The suit stems from an independent audit earlier this year that examined a series of abandoned “official checks” from MoneyGram in a select group of states and concluded that nearly $200 million was owed to those states.

The suit alleges both Delaware and MoneyGram routinely ignored the law. An audit commissioned by the group of states alleges that MoneyGram is also at fault, as they went against what is required by law by rendering the unclaimed checks to Delaware.

Delaware, on the other hand, wonders why these states did not intervene in previous suits other states have brought against it, and one already brought to the U.S. Supreme Court.

“This issue has been the subject of two prior lawsuits, filed by Pennsylvania and Wisconsin, against Delaware in federal district courts earlier this year," Thomas Cook, Delaware's secretary of Finance, said in a statement. "Delaware disputes the allegations in those suits and, to bring some clarity to this issue, filed an action in the U.S. Supreme Court last week to resolve the outstanding legal question."

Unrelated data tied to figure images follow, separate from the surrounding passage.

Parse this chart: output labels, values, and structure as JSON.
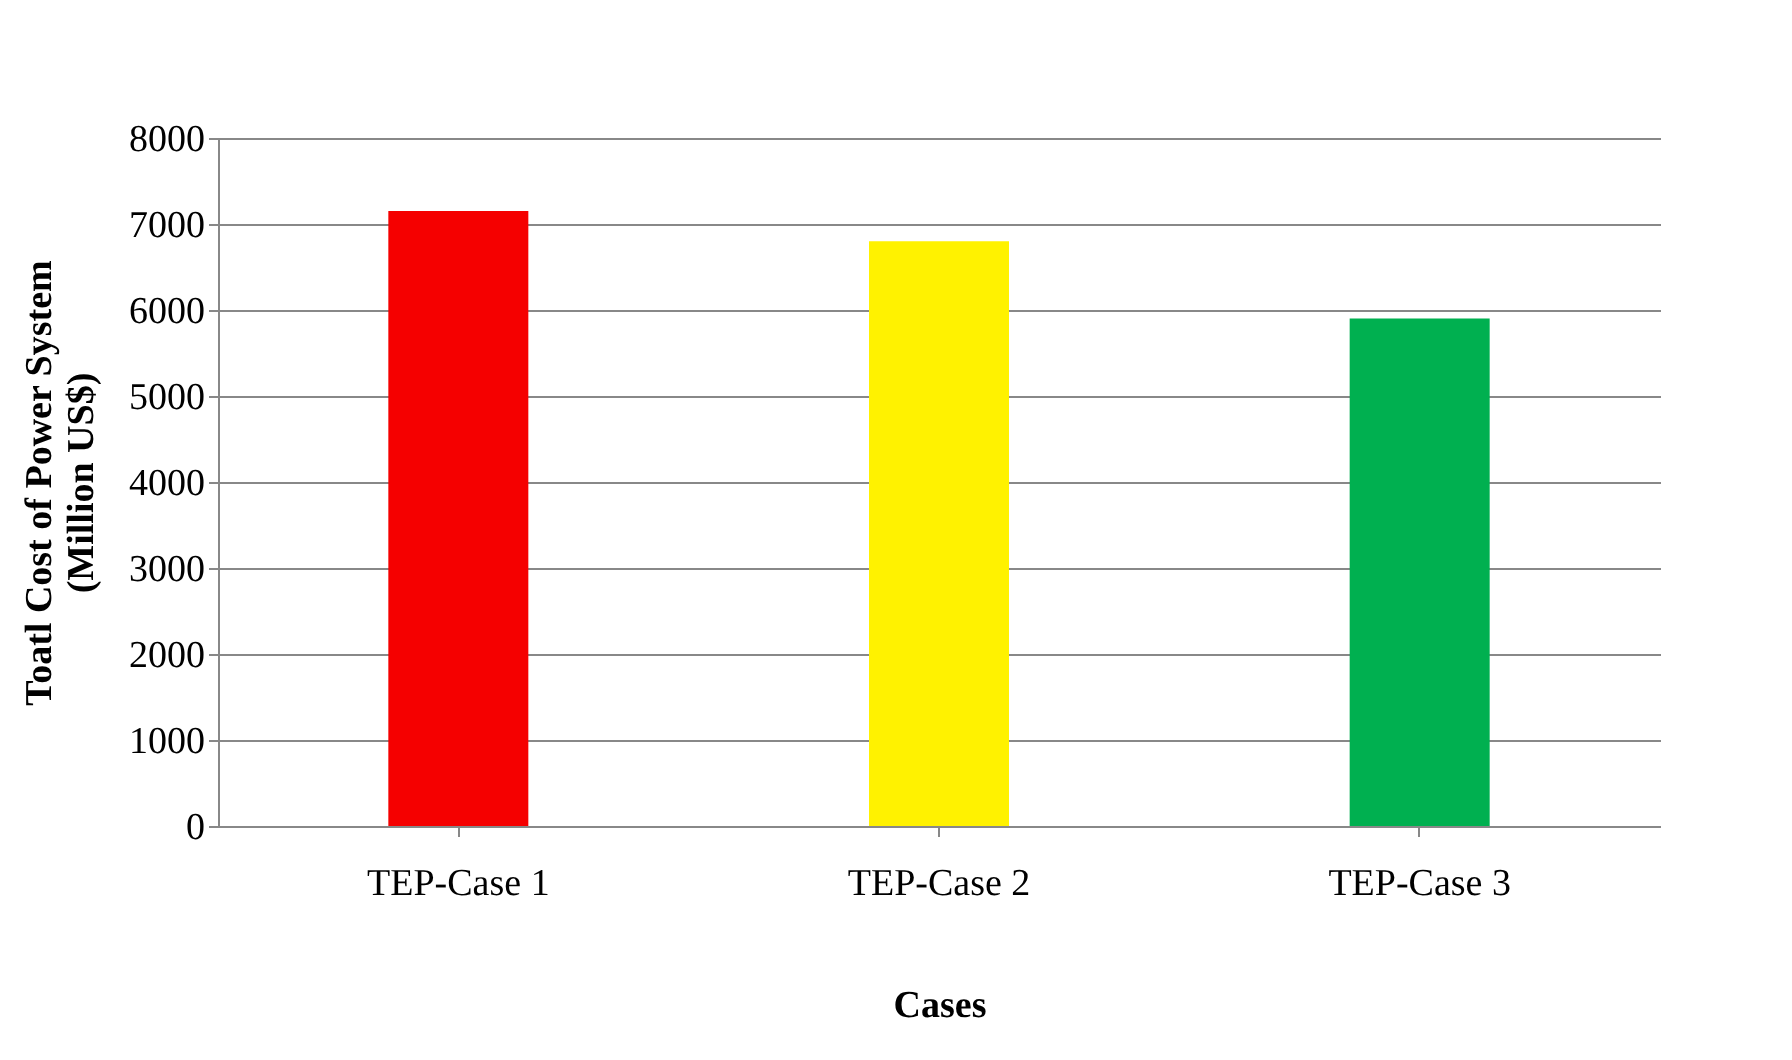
{
  "chart_data": {
    "type": "bar",
    "xlabel": "Cases",
    "ylabel": "Toatl Cost of Power System\n(Million US$)",
    "categories": [
      "TEP-Case 1",
      "TEP-Case 2",
      "TEP-Case 3"
    ],
    "values": [
      7150,
      6800,
      5900
    ],
    "colors": [
      "#f50000",
      "#fff200",
      "#00b050"
    ],
    "ylim": [
      0,
      8000
    ],
    "yticks": [
      0,
      1000,
      2000,
      3000,
      4000,
      5000,
      6000,
      7000,
      8000
    ],
    "grid": "y"
  }
}
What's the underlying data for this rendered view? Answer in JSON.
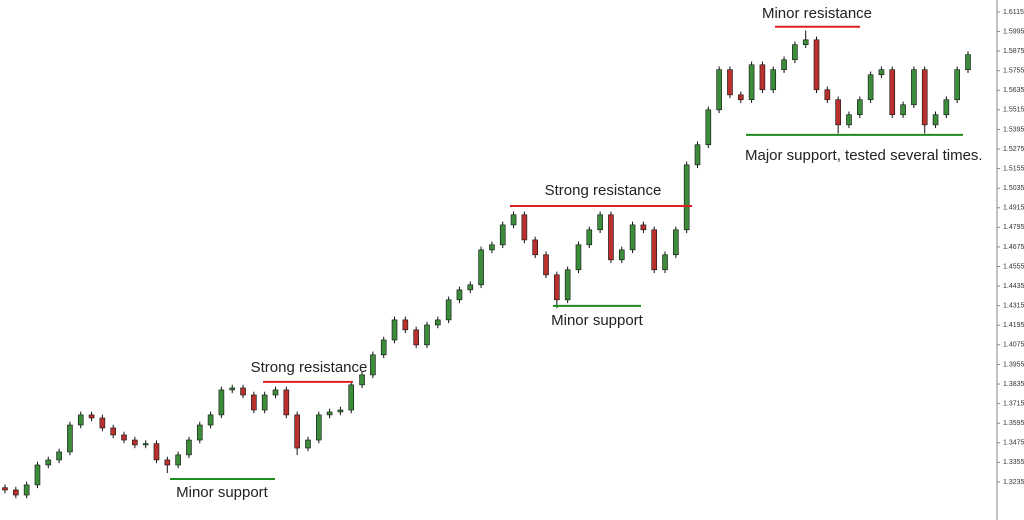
{
  "chart_data": {
    "type": "candlestick",
    "ylim": [
      1.3002,
      1.6188
    ],
    "yticks": [
      1.3235,
      1.3355,
      1.3475,
      1.3595,
      1.3715,
      1.3835,
      1.3955,
      1.4075,
      1.4195,
      1.4315,
      1.4435,
      1.4555,
      1.4675,
      1.4795,
      1.4915,
      1.5035,
      1.5155,
      1.5275,
      1.5395,
      1.5515,
      1.5635,
      1.5755,
      1.5875,
      1.5995,
      1.6115
    ],
    "up_color": "#3c8c3c",
    "down_color": "#b8312f",
    "open": [
      1.32,
      1.3186,
      1.3155,
      1.3217,
      1.3339,
      1.337,
      1.3419,
      1.3584,
      1.3646,
      1.3627,
      1.3566,
      1.3523,
      1.3492,
      1.3462,
      1.347,
      1.337,
      1.3339,
      1.3401,
      1.3492,
      1.3584,
      1.3646,
      1.3799,
      1.3811,
      1.3768,
      1.3676,
      1.3768,
      1.3799,
      1.3646,
      1.3443,
      1.3492,
      1.3646,
      1.3664,
      1.3676,
      1.383,
      1.3891,
      1.4014,
      1.4105,
      1.4228,
      1.4167,
      1.4075,
      1.4197,
      1.4228,
      1.4351,
      1.4412,
      1.4443,
      1.4657,
      1.4688,
      1.481,
      1.4872,
      1.4718,
      1.4627,
      1.4504,
      1.4351,
      1.4535,
      1.4688,
      1.478,
      1.4872,
      1.4596,
      1.4657,
      1.481,
      1.478,
      1.4535,
      1.4627,
      1.478,
      1.5178,
      1.5301,
      1.5515,
      1.5761,
      1.5607,
      1.5577,
      1.5791,
      1.5638,
      1.5761,
      1.5822,
      1.5914,
      1.5944,
      1.5638,
      1.5577,
      1.5423,
      1.5485,
      1.5577,
      1.573,
      1.5761,
      1.5485,
      1.5546,
      1.5761,
      1.5423,
      1.5485,
      1.5577,
      1.5761
    ],
    "high": [
      1.322,
      1.3206,
      1.3237,
      1.3359,
      1.339,
      1.3439,
      1.3604,
      1.3666,
      1.3666,
      1.3647,
      1.3586,
      1.3543,
      1.3512,
      1.349,
      1.349,
      1.339,
      1.3421,
      1.3512,
      1.3604,
      1.3666,
      1.3819,
      1.3831,
      1.3831,
      1.3788,
      1.3788,
      1.3819,
      1.3819,
      1.3666,
      1.3512,
      1.3666,
      1.3684,
      1.3696,
      1.385,
      1.3911,
      1.4034,
      1.4125,
      1.4248,
      1.4248,
      1.4187,
      1.4217,
      1.4248,
      1.4371,
      1.4432,
      1.4463,
      1.4677,
      1.4708,
      1.483,
      1.4892,
      1.4892,
      1.4738,
      1.4647,
      1.4524,
      1.4555,
      1.4708,
      1.48,
      1.4892,
      1.4892,
      1.4677,
      1.483,
      1.483,
      1.48,
      1.4647,
      1.48,
      1.5198,
      1.5321,
      1.5535,
      1.5781,
      1.5781,
      1.5627,
      1.5811,
      1.5811,
      1.5781,
      1.5842,
      1.5934,
      1.6,
      1.5964,
      1.5658,
      1.5597,
      1.5505,
      1.5597,
      1.575,
      1.5781,
      1.5781,
      1.5566,
      1.5781,
      1.5781,
      1.5505,
      1.5597,
      1.5781,
      1.5873
    ],
    "low": [
      1.3166,
      1.3135,
      1.3135,
      1.3197,
      1.3319,
      1.335,
      1.3399,
      1.3564,
      1.3607,
      1.3546,
      1.3503,
      1.3472,
      1.3442,
      1.3442,
      1.335,
      1.329,
      1.3319,
      1.3381,
      1.3472,
      1.3564,
      1.3626,
      1.3779,
      1.3748,
      1.3656,
      1.3656,
      1.3748,
      1.3626,
      1.34,
      1.3423,
      1.3472,
      1.3626,
      1.3644,
      1.3656,
      1.381,
      1.3871,
      1.3994,
      1.4085,
      1.4147,
      1.4055,
      1.4055,
      1.4177,
      1.4208,
      1.4331,
      1.4392,
      1.4423,
      1.4637,
      1.4668,
      1.479,
      1.4698,
      1.4607,
      1.4484,
      1.43,
      1.4331,
      1.4515,
      1.4668,
      1.476,
      1.4576,
      1.4576,
      1.4637,
      1.476,
      1.4515,
      1.4515,
      1.4607,
      1.476,
      1.5158,
      1.5281,
      1.5495,
      1.5587,
      1.5557,
      1.5557,
      1.5618,
      1.5618,
      1.5741,
      1.5802,
      1.5894,
      1.5618,
      1.5557,
      1.537,
      1.5403,
      1.5465,
      1.5557,
      1.571,
      1.5465,
      1.5465,
      1.5526,
      1.537,
      1.5403,
      1.5465,
      1.5557,
      1.5741
    ],
    "close": [
      1.3186,
      1.3155,
      1.3217,
      1.3339,
      1.337,
      1.3419,
      1.3584,
      1.3646,
      1.3627,
      1.3566,
      1.3523,
      1.3492,
      1.3462,
      1.347,
      1.337,
      1.3339,
      1.3401,
      1.3492,
      1.3584,
      1.3646,
      1.3799,
      1.3811,
      1.3768,
      1.3676,
      1.3768,
      1.3799,
      1.3646,
      1.3443,
      1.3492,
      1.3646,
      1.3664,
      1.3676,
      1.383,
      1.3891,
      1.4014,
      1.4105,
      1.4228,
      1.4167,
      1.4075,
      1.4197,
      1.4228,
      1.4351,
      1.4412,
      1.4443,
      1.4657,
      1.4688,
      1.481,
      1.4872,
      1.4718,
      1.4627,
      1.4504,
      1.4351,
      1.4535,
      1.4688,
      1.478,
      1.4872,
      1.4596,
      1.4657,
      1.481,
      1.478,
      1.4535,
      1.4627,
      1.478,
      1.5178,
      1.5301,
      1.5515,
      1.5761,
      1.5607,
      1.5577,
      1.5791,
      1.5638,
      1.5761,
      1.5822,
      1.5914,
      1.5944,
      1.5638,
      1.5577,
      1.5423,
      1.5485,
      1.5577,
      1.573,
      1.5761,
      1.5485,
      1.5546,
      1.5761,
      1.5423,
      1.5485,
      1.5577,
      1.5761,
      1.5853
    ],
    "annotations": [
      {
        "text": "Minor support",
        "level": 1.3253,
        "color": "#1e8c1e"
      },
      {
        "text": "Strong resistance",
        "level": 1.3848,
        "color": "#e02020"
      },
      {
        "text": "Strong resistance",
        "level": 1.4926,
        "color": "#e02020"
      },
      {
        "text": "Minor support",
        "level": 1.4314,
        "color": "#1e8c1e"
      },
      {
        "text": "Minor resistance",
        "level": 1.6024,
        "color": "#e02020"
      },
      {
        "text": "Major support, tested several times.",
        "level": 1.5362,
        "color": "#1e8c1e"
      }
    ]
  }
}
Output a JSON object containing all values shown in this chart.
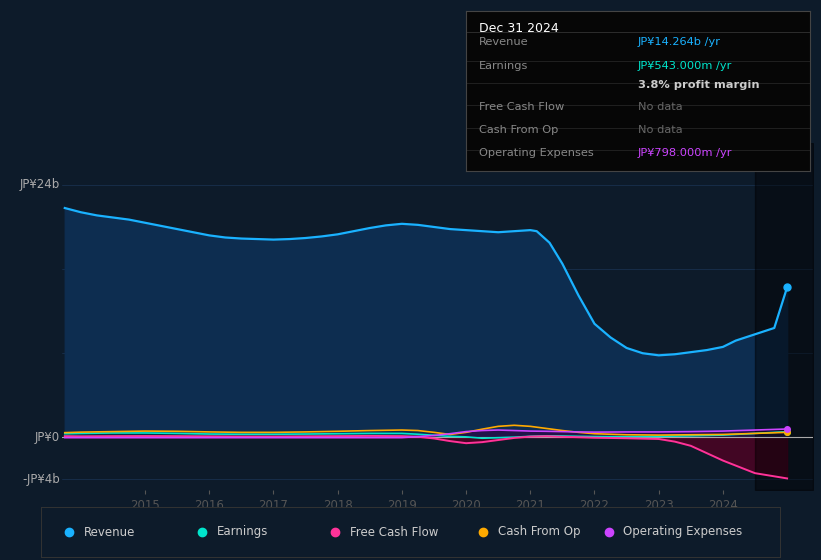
{
  "bg_color": "#0d1b2a",
  "plot_bg_color": "#0d1b2a",
  "grid_color": "#1e3a5f",
  "ylim": [
    -5,
    28
  ],
  "xlim_start": 2013.7,
  "xlim_end": 2025.4,
  "xticks": [
    2015,
    2016,
    2017,
    2018,
    2019,
    2020,
    2021,
    2022,
    2023,
    2024
  ],
  "revenue_color": "#1ab2ff",
  "earnings_color": "#00e5cc",
  "fcf_color": "#ff3399",
  "cashop_color": "#ffaa00",
  "opex_color": "#cc44ff",
  "revenue": [
    [
      2013.75,
      21.8
    ],
    [
      2014.0,
      21.4
    ],
    [
      2014.25,
      21.1
    ],
    [
      2014.5,
      20.9
    ],
    [
      2014.75,
      20.7
    ],
    [
      2015.0,
      20.4
    ],
    [
      2015.25,
      20.1
    ],
    [
      2015.5,
      19.8
    ],
    [
      2015.75,
      19.5
    ],
    [
      2016.0,
      19.2
    ],
    [
      2016.25,
      19.0
    ],
    [
      2016.5,
      18.9
    ],
    [
      2016.75,
      18.85
    ],
    [
      2017.0,
      18.8
    ],
    [
      2017.25,
      18.85
    ],
    [
      2017.5,
      18.95
    ],
    [
      2017.75,
      19.1
    ],
    [
      2018.0,
      19.3
    ],
    [
      2018.25,
      19.6
    ],
    [
      2018.5,
      19.9
    ],
    [
      2018.75,
      20.15
    ],
    [
      2019.0,
      20.3
    ],
    [
      2019.25,
      20.2
    ],
    [
      2019.5,
      20.0
    ],
    [
      2019.75,
      19.8
    ],
    [
      2020.0,
      19.7
    ],
    [
      2020.25,
      19.6
    ],
    [
      2020.5,
      19.5
    ],
    [
      2020.75,
      19.6
    ],
    [
      2021.0,
      19.7
    ],
    [
      2021.1,
      19.6
    ],
    [
      2021.3,
      18.5
    ],
    [
      2021.5,
      16.5
    ],
    [
      2021.75,
      13.5
    ],
    [
      2022.0,
      10.8
    ],
    [
      2022.25,
      9.5
    ],
    [
      2022.5,
      8.5
    ],
    [
      2022.75,
      8.0
    ],
    [
      2023.0,
      7.8
    ],
    [
      2023.25,
      7.9
    ],
    [
      2023.5,
      8.1
    ],
    [
      2023.75,
      8.3
    ],
    [
      2024.0,
      8.6
    ],
    [
      2024.1,
      8.9
    ],
    [
      2024.2,
      9.2
    ],
    [
      2024.4,
      9.6
    ],
    [
      2024.6,
      10.0
    ],
    [
      2024.8,
      10.4
    ],
    [
      2025.0,
      14.264
    ]
  ],
  "earnings": [
    [
      2013.75,
      0.35
    ],
    [
      2014.0,
      0.38
    ],
    [
      2014.5,
      0.42
    ],
    [
      2015.0,
      0.42
    ],
    [
      2015.5,
      0.38
    ],
    [
      2016.0,
      0.32
    ],
    [
      2016.5,
      0.3
    ],
    [
      2017.0,
      0.3
    ],
    [
      2017.5,
      0.32
    ],
    [
      2018.0,
      0.35
    ],
    [
      2018.5,
      0.38
    ],
    [
      2019.0,
      0.38
    ],
    [
      2019.25,
      0.3
    ],
    [
      2019.5,
      0.2
    ],
    [
      2019.75,
      0.1
    ],
    [
      2020.0,
      0.05
    ],
    [
      2020.25,
      -0.08
    ],
    [
      2020.5,
      -0.03
    ],
    [
      2020.75,
      0.02
    ],
    [
      2021.0,
      0.1
    ],
    [
      2021.25,
      0.15
    ],
    [
      2021.5,
      0.13
    ],
    [
      2021.75,
      0.1
    ],
    [
      2022.0,
      0.08
    ],
    [
      2022.5,
      0.06
    ],
    [
      2023.0,
      0.1
    ],
    [
      2023.5,
      0.15
    ],
    [
      2024.0,
      0.22
    ],
    [
      2024.5,
      0.38
    ],
    [
      2025.0,
      0.543
    ]
  ],
  "fcf": [
    [
      2013.75,
      0.12
    ],
    [
      2014.0,
      0.1
    ],
    [
      2014.5,
      0.12
    ],
    [
      2015.0,
      0.13
    ],
    [
      2015.5,
      0.12
    ],
    [
      2016.0,
      0.1
    ],
    [
      2016.5,
      0.08
    ],
    [
      2017.0,
      0.08
    ],
    [
      2017.5,
      0.1
    ],
    [
      2018.0,
      0.12
    ],
    [
      2018.5,
      0.14
    ],
    [
      2019.0,
      0.12
    ],
    [
      2019.25,
      0.06
    ],
    [
      2019.5,
      -0.1
    ],
    [
      2019.75,
      -0.35
    ],
    [
      2020.0,
      -0.55
    ],
    [
      2020.25,
      -0.45
    ],
    [
      2020.5,
      -0.25
    ],
    [
      2020.75,
      -0.05
    ],
    [
      2021.0,
      0.08
    ],
    [
      2021.25,
      0.12
    ],
    [
      2021.5,
      0.06
    ],
    [
      2021.75,
      0.02
    ],
    [
      2022.0,
      -0.03
    ],
    [
      2022.5,
      -0.08
    ],
    [
      2023.0,
      -0.15
    ],
    [
      2023.25,
      -0.4
    ],
    [
      2023.5,
      -0.8
    ],
    [
      2023.75,
      -1.5
    ],
    [
      2024.0,
      -2.2
    ],
    [
      2024.25,
      -2.8
    ],
    [
      2024.5,
      -3.4
    ],
    [
      2025.0,
      -3.9
    ]
  ],
  "cashop": [
    [
      2013.75,
      0.45
    ],
    [
      2014.0,
      0.5
    ],
    [
      2014.5,
      0.55
    ],
    [
      2015.0,
      0.6
    ],
    [
      2015.5,
      0.58
    ],
    [
      2016.0,
      0.52
    ],
    [
      2016.5,
      0.48
    ],
    [
      2017.0,
      0.48
    ],
    [
      2017.5,
      0.52
    ],
    [
      2018.0,
      0.58
    ],
    [
      2018.5,
      0.65
    ],
    [
      2019.0,
      0.7
    ],
    [
      2019.25,
      0.65
    ],
    [
      2019.5,
      0.48
    ],
    [
      2019.75,
      0.28
    ],
    [
      2020.0,
      0.48
    ],
    [
      2020.25,
      0.78
    ],
    [
      2020.5,
      1.05
    ],
    [
      2020.75,
      1.15
    ],
    [
      2021.0,
      1.05
    ],
    [
      2021.25,
      0.85
    ],
    [
      2021.5,
      0.65
    ],
    [
      2021.75,
      0.48
    ],
    [
      2022.0,
      0.35
    ],
    [
      2022.5,
      0.25
    ],
    [
      2023.0,
      0.22
    ],
    [
      2023.5,
      0.25
    ],
    [
      2024.0,
      0.28
    ],
    [
      2024.5,
      0.38
    ],
    [
      2025.0,
      0.48
    ]
  ],
  "opex": [
    [
      2013.75,
      -0.02
    ],
    [
      2014.0,
      -0.02
    ],
    [
      2015.0,
      -0.02
    ],
    [
      2016.0,
      -0.02
    ],
    [
      2017.0,
      -0.02
    ],
    [
      2018.0,
      -0.02
    ],
    [
      2018.75,
      -0.02
    ],
    [
      2019.0,
      -0.02
    ],
    [
      2019.25,
      0.08
    ],
    [
      2019.5,
      0.18
    ],
    [
      2019.75,
      0.35
    ],
    [
      2020.0,
      0.55
    ],
    [
      2020.25,
      0.65
    ],
    [
      2020.5,
      0.7
    ],
    [
      2020.75,
      0.65
    ],
    [
      2021.0,
      0.6
    ],
    [
      2021.25,
      0.58
    ],
    [
      2021.5,
      0.55
    ],
    [
      2021.75,
      0.52
    ],
    [
      2022.0,
      0.5
    ],
    [
      2022.5,
      0.52
    ],
    [
      2023.0,
      0.52
    ],
    [
      2023.5,
      0.55
    ],
    [
      2024.0,
      0.6
    ],
    [
      2024.5,
      0.7
    ],
    [
      2025.0,
      0.798
    ]
  ],
  "legend_items": [
    {
      "label": "Revenue",
      "color": "#1ab2ff"
    },
    {
      "label": "Earnings",
      "color": "#00e5cc"
    },
    {
      "label": "Free Cash Flow",
      "color": "#ff3399"
    },
    {
      "label": "Cash From Op",
      "color": "#ffaa00"
    },
    {
      "label": "Operating Expenses",
      "color": "#cc44ff"
    }
  ],
  "info_rows": [
    {
      "label": "Revenue",
      "value": "JP¥14.264b /yr",
      "value_color": "#1ab2ff"
    },
    {
      "label": "Earnings",
      "value": "JP¥543.000m /yr",
      "value_color": "#00e5cc"
    },
    {
      "label": "",
      "value": "3.8% profit margin",
      "value_color": "#cccccc"
    },
    {
      "label": "Free Cash Flow",
      "value": "No data",
      "value_color": "#666666"
    },
    {
      "label": "Cash From Op",
      "value": "No data",
      "value_color": "#666666"
    },
    {
      "label": "Operating Expenses",
      "value": "JP¥798.000m /yr",
      "value_color": "#cc44ff"
    }
  ]
}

Pennsylvania and Wisconsin are not among the 21 states in the current suit.

 “This is a dispute among states over which state has the priority to property escheated to the State of Delaware in good faith by MoneyGram," MoneyGram said in a statement. "MoneyGram will comply with the decision made by the U.S. Supreme Court.”

Louisiana could be owed up to $2 million if the states win the suit.